The insurer said in its earnings release after Tuesday’s market close that net income in the quarter was hit by realized after-tax losses of $565 million, “principally due to the mark-to-market impact on private and public equities and from sales in fixed income.”

Total net premiums written rose 7.3% compared with the second quarter of 2021 to $10.3 billion.

Property/casualty net premiums written increased 9.0% to $9.731 billion. North America property/casualty net premiums written were up 10.9%, driven by growth in commercial lines of 12.6% and consumer lines of 5.4%.

The total property/casualty premium increase included increases in commercial rates of 12% and consumer rates of 8%, Chubb Chairman and CEO Evan G. Greenberg said Wednesday during an earnings call with analysts.

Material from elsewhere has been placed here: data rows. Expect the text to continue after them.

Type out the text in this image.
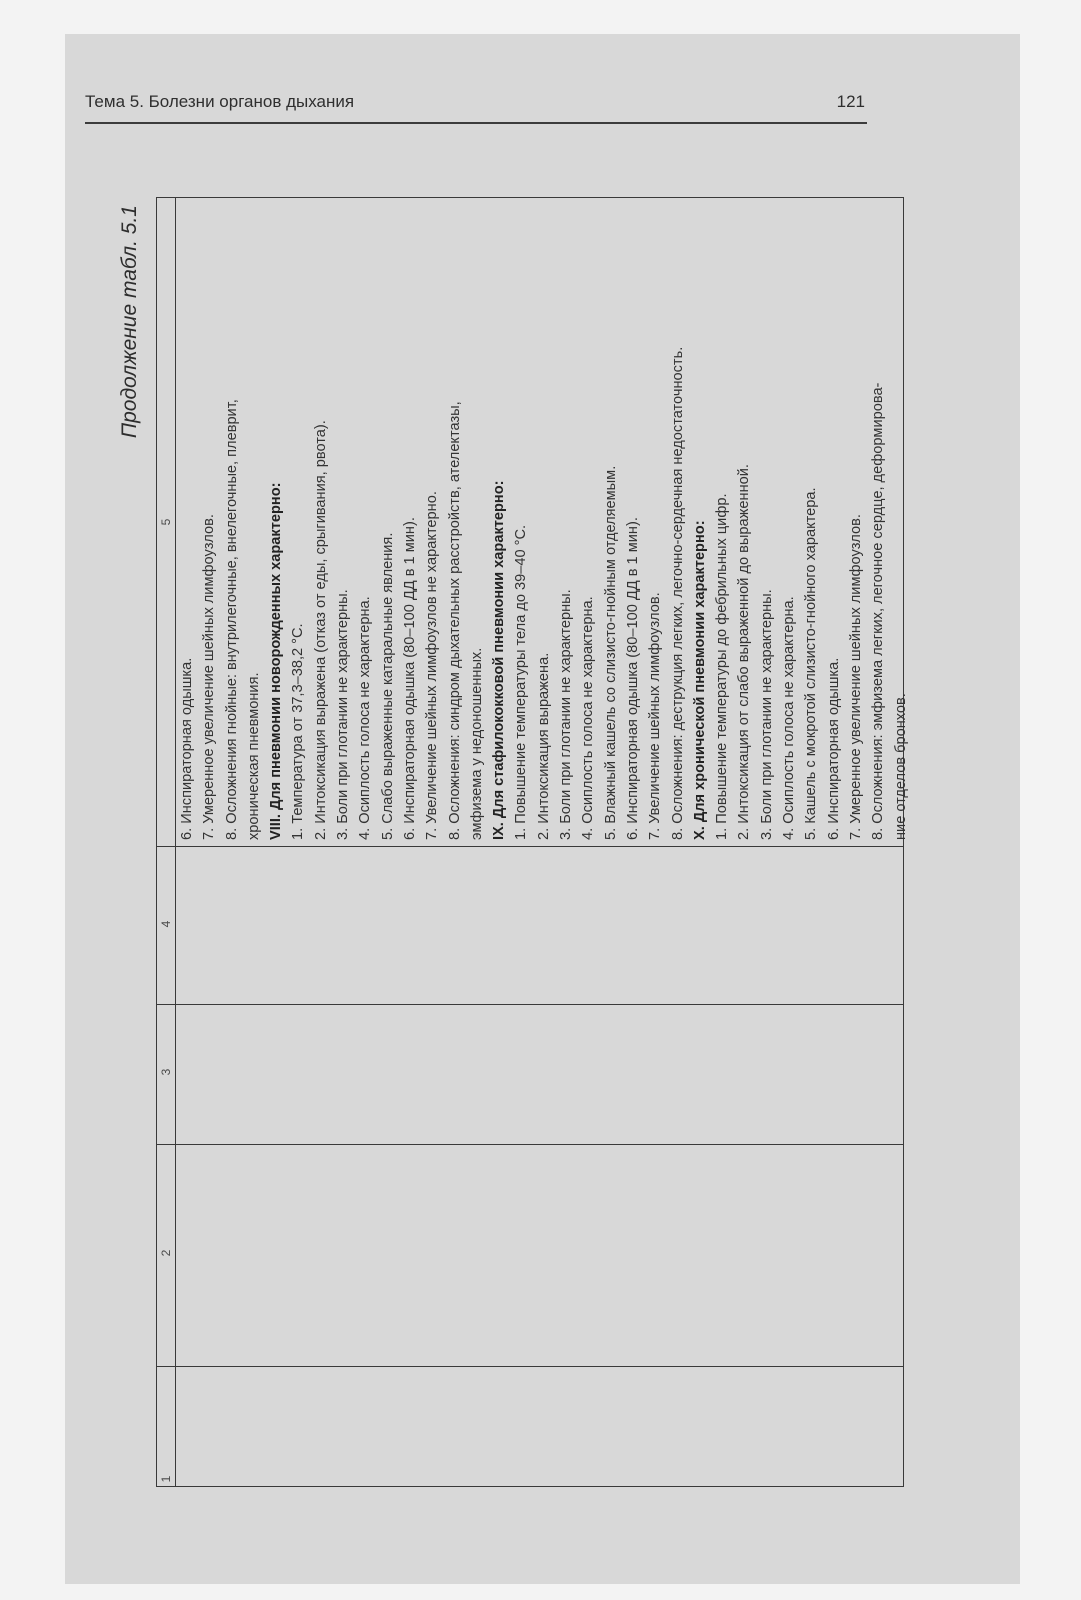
Тема 5. Болезни органов дыхания	121
Продолжение табл. 5.1
1
2
3
4
5
6. Инспираторная одышка. 7. Умеренное увеличение шейных лимфоузлов. 8. Осложнения гнойные: внутрилегочные, внелегочные, плеврит, хроническая пневмония. VIII. Для пневмонии новорожденных характерно: 1. Температура от 37,3–38,2 °С. 2. Интоксикация выражена (отказ от еды, срыгивания, рвота). 3. Боли при глотании не характерны. 4. Осиплость голоса не характерна. 5. Слабо выраженные катаральные явления. 6. Инспираторная одышка (80–100 ДД в 1 мин). 7. Увеличение шейных лимфоузлов не характерно. 8. Осложнения: синдром дыхательных расстройств, ателектазы, эмфизема у недоношенных. IX. Для стафилококковой пневмонии характерно: 1. Повышение температуры тела до 39–40 °С. 2. Интоксикация выражена. 3. Боли при глотании не характерны. 4. Осиплость голоса не характерна. 5. Влажный кашель со слизисто-гнойным отделяемым. 6. Инспираторная одышка (80–100 ДД в 1 мин). 7. Увеличение шейных лимфоузлов. 8. Осложнения: деструкция легких, легочно-сердечная недостаточность. X. Для хронической пневмонии характерно: 1. Повышение температуры до фебрильных цифр. 2. Интоксикация от слабо выраженной до выраженной. 3. Боли при глотании не характерны. 4. Осиплость голоса не характерна. 5. Кашель с мокротой слизисто-гнойного характера. 6. Инспираторная одышка. 7. Умеренное увеличение шейных лимфоузлов. 8. Осложнения: эмфизема легких, легочное сердце, деформирова- ние отделов бронхов.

“Pricing was strong and exceeded loss costs in commercial lines even as we increased the inflation factors we are using in our loss ratios in anticipation of future increases to loss costs,” Mr. Greenberg said.

Mr. Greenberg said Chubb expected strong third-quarter growth in agricultural premiums after seeing a 44% jump in the second quarter, driven by crop insurance growth.

Property/casualty catastrophe losses totaled $291 million compared with $280 million in the year-earlier period.

Pre-tax net investment income was a record $888 million, up from $884 million in last year's second quarter. Mr. Greenberg said investment income would likely continue to rise along with interest rates.

Chubb’s property/casualty combined ratio improved to 84.0% from 85.5% in last year’s second quarter.

Mr. Greenberg said that while the commercial property/casualty rate environment remains favorable, the level of increases is moderating and that additional rate is still required to keep pace with loss costs.

He added that the rate environment is becoming more competitive in certain casualty lines as more insurers seek to grow.